If $q$ is not a divisor of $p-1$, then $G$ is cyclic. An open discussion on different proofs. Let $G$ be a group of order $pq$, where $p > q$ are primes.
a) If $q$ is not a divisor of $p-1$, then $G$ is cyclic.
I know the proof using Sylow's theorem but I was wondering if it can be proved without using Sylow's theorem. I always thought that even if such a proof will exist then that will be a proof of Sylow's theorem first without naming it because in I N Herstein this problem is given before discussing Sylow's theorem it propelled my thought again.
Here is my go what I think that everyone would do that Let $H$ be a subgroup of $G$ with order $p$ and $K$ be a subgroup of order $q$,
It is easy to see that $H$ must be normal in $G$
Now can we directly take the action of $K$ on $Aut(H)$ by conjugation without stating anything because this might give you one view point of generating groups. For a student facing the problem of I N Herstein might not know that this is the only way here!!
So what is your best bet here? Is there any way out? Say counting arguement or so!!
Because if we jot down the question the biggest non-trivial(please forgive me if it would be trivial for you then the rest would trivial as well, that is why..) fact is to prove that $K$ is normal. Can anyone prove it without using Sylow's theorem? Or any other interesting way is most welcome.
P.S: You can mark it as duplicate as a lot of similar question has been posted but let me justify why this post is different. The answers discussed there, are derived by using Sylow's theorem or Semi-direct product so I tried to have an open discussion on different proofs of the problem. Thanks a lot
 A: Consider just the morphism $G \rightarrow Aut(H)$ given by conjugation. Note that its range $R$ must divide both $|G|=qp$ and $|Aut(H)|=p-1$ (because $H$ cyclic, $|H|=p$). 
So since $q$ and $p-1$ are coprime, $|R|=1$, ie the morphism is trivial, so the group is abelian and the conclusion follows easily. 

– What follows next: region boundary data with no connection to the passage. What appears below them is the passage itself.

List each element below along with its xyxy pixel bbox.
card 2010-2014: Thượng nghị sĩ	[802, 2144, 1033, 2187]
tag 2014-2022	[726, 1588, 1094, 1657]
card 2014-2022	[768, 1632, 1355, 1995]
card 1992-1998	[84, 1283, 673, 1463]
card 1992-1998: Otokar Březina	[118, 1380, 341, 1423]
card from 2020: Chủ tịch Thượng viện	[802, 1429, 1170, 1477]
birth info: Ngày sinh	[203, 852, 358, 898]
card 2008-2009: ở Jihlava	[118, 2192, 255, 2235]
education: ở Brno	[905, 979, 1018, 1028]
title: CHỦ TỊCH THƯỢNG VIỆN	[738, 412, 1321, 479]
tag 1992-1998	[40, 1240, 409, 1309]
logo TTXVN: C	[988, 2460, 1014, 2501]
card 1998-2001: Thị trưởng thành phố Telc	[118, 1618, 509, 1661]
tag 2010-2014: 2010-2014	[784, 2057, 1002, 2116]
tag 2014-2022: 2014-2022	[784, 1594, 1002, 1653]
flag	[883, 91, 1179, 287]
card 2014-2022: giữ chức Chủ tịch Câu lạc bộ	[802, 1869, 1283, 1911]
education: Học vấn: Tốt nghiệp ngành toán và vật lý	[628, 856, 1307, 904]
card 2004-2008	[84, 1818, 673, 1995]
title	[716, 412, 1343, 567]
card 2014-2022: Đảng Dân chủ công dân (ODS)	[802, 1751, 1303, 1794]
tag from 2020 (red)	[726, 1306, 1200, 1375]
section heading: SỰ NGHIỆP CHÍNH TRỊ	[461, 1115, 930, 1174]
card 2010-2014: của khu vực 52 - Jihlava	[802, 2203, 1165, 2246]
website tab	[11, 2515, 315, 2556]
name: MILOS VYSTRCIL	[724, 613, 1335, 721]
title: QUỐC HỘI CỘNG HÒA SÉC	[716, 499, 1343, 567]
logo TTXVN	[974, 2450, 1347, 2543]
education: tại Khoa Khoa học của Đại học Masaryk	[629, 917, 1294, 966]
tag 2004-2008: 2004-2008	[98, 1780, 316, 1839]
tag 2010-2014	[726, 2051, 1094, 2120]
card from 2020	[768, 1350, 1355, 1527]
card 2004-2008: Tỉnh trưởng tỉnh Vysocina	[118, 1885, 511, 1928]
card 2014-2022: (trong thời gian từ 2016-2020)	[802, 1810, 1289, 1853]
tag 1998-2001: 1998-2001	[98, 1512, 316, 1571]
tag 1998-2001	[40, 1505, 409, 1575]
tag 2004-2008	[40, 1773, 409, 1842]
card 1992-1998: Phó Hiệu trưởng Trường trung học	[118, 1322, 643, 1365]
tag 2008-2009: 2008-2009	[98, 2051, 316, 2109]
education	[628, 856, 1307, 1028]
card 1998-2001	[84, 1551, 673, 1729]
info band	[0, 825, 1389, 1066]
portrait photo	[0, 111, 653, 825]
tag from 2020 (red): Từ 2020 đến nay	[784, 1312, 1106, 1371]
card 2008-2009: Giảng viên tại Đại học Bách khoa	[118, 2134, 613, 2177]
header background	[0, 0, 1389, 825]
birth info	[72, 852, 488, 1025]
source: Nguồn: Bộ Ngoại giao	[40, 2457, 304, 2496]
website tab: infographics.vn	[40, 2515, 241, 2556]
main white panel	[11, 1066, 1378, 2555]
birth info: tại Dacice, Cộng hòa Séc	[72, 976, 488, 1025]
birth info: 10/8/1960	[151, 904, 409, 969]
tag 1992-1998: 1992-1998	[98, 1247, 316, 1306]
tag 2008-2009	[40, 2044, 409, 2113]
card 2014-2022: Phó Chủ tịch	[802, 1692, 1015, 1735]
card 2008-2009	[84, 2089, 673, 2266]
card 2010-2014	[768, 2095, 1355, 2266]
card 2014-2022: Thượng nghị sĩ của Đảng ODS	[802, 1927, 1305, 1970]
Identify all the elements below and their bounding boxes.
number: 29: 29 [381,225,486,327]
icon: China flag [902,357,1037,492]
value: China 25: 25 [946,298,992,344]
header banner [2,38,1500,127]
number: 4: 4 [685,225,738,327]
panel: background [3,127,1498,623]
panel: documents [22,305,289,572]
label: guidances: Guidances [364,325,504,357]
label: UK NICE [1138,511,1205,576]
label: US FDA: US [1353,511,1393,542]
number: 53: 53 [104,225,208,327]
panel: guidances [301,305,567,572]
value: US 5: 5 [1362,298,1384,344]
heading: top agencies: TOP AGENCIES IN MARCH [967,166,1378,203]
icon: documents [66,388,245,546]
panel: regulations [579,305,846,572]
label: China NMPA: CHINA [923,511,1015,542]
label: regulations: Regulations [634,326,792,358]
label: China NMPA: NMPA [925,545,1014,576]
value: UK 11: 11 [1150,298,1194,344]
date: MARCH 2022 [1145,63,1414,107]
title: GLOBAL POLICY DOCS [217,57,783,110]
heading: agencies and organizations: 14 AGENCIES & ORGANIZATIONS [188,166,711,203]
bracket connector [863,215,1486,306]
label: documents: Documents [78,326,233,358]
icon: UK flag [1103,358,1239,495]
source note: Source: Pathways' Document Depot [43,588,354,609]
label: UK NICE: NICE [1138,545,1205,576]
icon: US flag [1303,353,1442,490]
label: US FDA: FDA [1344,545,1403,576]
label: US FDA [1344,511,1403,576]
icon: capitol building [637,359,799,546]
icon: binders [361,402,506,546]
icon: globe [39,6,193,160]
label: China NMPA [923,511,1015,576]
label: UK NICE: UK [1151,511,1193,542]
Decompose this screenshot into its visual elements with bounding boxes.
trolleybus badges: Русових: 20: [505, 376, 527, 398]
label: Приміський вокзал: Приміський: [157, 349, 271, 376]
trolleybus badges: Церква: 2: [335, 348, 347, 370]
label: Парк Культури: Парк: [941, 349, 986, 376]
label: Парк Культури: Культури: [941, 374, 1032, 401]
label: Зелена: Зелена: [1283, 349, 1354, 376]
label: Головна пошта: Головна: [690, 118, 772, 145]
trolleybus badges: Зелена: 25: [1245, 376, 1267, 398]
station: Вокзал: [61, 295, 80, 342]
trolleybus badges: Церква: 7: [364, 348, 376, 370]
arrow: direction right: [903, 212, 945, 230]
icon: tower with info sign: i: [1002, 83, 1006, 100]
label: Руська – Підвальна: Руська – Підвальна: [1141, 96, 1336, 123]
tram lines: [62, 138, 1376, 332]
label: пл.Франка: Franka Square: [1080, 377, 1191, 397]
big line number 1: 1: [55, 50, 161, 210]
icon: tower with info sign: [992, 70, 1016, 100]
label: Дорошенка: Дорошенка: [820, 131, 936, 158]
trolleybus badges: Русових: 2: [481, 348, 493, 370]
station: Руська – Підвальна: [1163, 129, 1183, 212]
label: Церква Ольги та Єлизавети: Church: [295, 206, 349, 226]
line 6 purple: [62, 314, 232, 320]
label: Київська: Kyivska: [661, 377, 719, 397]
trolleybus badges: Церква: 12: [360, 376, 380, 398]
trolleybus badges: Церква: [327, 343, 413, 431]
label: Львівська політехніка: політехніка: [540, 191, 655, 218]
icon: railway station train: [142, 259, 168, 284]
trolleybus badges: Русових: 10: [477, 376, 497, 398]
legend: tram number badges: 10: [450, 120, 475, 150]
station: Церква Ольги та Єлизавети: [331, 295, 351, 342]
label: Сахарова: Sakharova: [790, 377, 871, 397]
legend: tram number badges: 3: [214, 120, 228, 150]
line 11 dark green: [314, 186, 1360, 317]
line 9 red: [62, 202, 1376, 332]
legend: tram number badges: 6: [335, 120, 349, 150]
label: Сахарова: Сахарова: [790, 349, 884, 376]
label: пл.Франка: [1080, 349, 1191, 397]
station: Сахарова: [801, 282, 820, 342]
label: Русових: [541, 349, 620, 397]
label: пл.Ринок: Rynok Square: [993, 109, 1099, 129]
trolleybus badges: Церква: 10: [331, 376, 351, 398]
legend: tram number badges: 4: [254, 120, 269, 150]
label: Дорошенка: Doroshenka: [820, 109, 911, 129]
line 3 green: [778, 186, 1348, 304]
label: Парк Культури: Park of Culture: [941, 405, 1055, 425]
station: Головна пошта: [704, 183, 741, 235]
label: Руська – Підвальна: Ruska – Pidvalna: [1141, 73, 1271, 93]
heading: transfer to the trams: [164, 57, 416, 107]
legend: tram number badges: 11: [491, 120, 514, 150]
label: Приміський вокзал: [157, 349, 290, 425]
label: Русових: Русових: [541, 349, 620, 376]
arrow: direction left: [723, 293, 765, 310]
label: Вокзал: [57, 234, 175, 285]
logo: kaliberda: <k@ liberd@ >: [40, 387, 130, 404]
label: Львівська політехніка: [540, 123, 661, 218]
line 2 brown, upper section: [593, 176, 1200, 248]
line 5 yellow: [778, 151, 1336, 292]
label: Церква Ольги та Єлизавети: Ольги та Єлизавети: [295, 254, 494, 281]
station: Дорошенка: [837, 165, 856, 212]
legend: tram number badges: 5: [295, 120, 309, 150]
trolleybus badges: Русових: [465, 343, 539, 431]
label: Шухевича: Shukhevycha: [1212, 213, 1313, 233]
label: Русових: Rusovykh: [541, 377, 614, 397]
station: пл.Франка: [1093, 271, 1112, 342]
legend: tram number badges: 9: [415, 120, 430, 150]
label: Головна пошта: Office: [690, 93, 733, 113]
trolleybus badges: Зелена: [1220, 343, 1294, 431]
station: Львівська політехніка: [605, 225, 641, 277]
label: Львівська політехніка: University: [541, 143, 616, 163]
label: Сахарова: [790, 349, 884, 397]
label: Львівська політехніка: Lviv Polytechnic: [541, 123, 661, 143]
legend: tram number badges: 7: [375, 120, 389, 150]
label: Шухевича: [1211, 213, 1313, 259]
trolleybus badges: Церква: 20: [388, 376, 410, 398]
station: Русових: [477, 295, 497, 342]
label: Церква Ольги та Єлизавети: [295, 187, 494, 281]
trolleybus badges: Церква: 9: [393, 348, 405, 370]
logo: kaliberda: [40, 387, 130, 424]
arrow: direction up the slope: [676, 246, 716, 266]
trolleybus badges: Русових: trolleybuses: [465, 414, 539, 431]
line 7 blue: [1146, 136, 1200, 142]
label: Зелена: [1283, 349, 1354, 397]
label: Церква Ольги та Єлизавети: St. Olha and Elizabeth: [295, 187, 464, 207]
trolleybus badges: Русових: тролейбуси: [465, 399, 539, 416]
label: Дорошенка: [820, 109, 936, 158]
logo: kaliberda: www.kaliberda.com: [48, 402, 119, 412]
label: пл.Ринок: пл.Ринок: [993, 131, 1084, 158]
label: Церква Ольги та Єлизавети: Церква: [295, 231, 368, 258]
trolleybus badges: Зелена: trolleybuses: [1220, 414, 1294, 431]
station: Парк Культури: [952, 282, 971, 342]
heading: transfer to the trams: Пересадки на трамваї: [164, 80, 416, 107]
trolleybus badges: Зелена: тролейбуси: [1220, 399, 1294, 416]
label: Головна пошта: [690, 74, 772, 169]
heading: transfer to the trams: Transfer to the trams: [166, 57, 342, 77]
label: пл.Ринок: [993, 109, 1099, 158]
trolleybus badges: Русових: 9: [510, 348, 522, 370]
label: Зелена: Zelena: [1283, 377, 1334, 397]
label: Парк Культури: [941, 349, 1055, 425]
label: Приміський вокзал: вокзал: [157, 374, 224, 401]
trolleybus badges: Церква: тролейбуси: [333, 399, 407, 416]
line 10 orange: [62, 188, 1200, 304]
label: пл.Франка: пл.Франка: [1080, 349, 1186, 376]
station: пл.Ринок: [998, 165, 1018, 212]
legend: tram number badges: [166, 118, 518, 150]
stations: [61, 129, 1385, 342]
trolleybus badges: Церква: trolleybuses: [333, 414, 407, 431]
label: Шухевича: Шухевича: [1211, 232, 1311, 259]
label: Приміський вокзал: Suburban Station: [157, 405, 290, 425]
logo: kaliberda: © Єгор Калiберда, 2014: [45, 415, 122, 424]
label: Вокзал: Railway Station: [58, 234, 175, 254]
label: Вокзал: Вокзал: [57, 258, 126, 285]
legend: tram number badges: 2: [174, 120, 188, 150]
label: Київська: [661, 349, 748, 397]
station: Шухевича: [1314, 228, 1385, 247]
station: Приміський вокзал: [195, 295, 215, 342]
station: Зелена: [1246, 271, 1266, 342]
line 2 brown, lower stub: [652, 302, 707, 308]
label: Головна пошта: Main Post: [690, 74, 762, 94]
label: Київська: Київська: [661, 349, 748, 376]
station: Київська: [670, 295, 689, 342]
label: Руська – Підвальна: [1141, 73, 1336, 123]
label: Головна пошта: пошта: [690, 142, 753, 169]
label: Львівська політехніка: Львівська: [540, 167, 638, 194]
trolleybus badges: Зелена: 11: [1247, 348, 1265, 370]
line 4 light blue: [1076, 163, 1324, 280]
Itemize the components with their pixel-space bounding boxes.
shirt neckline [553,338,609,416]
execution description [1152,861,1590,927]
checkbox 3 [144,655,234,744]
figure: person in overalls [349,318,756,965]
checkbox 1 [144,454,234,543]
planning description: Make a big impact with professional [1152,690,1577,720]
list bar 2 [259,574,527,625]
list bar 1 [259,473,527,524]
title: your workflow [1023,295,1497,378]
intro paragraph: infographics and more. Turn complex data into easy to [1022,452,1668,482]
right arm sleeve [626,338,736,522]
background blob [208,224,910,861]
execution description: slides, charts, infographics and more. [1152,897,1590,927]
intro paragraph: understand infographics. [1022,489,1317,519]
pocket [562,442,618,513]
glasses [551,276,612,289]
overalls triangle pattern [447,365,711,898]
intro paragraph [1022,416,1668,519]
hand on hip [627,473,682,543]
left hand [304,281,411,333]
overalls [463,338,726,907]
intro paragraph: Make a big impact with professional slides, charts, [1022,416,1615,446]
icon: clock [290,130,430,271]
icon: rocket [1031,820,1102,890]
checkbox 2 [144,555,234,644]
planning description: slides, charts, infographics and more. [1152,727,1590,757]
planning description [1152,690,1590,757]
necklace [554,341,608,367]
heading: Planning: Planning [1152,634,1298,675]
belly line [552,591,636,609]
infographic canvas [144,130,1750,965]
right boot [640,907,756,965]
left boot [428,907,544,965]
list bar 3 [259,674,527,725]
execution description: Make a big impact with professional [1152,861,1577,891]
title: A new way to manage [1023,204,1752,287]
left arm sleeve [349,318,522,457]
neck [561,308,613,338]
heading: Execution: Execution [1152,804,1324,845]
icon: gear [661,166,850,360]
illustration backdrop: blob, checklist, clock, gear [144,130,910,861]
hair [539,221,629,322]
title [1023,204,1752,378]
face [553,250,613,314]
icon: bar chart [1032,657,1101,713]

Edit: proving that the group is abelian, given that the morphism is trivial, as mentioned in the comment, is not obvious. 
Let $C$ be the subgroup of all elements commuting with $K$. $K$ is cyclic so $K \subset C$ so $q||C|$. Since the morphism above is trivial, $H \subset C$ thus $p||C|$ and thus $pq||C|$ ie $C=G$. 
Thus the center $Z$ of $G$ contains both $H$ and $K$ so is $G$ (for similar reasons). 
A: Here's a purely numeric approach:
Let $h$ be a generator of $H$ (so $h^p = e$) and $k$ generate $K$ (so $k^q = e$).  By normality of $H$, we have $k^{-1}hk = h^m$ for some $m$ in [1..p-1].  It is an easy induction from this to see that $k^{-i}hk^i = h^{m^i}$ for all $i$; from this we have specifically that $h^1 = h = k^{-q}hk^q = h^{m^q}$, so necessarily $1 = m^q$ (mod p).  Also, by Fermat's Little Theorem, we have $1 = m^{p-1}$ (mod p).  If $q$ does not divide $p-1$, then necessarily 1 = GCD($q$,$p-1$), so there are integers $r$, $s$ such that $1 = rq + s(p-1)$.  Then $m = m^1 = m^{rq + s(p-1)} = (m^q)^r (m^{p-1})^s$ $= 1^r1^s = 1$ (mod p).  Hence $k^{-1}hk = h$, so $h$ and $k$ commute, and so we have an (inner) direct product of $H$ and $K$ (which we see is cyclic, as $p$ and $q$ are relatively prime).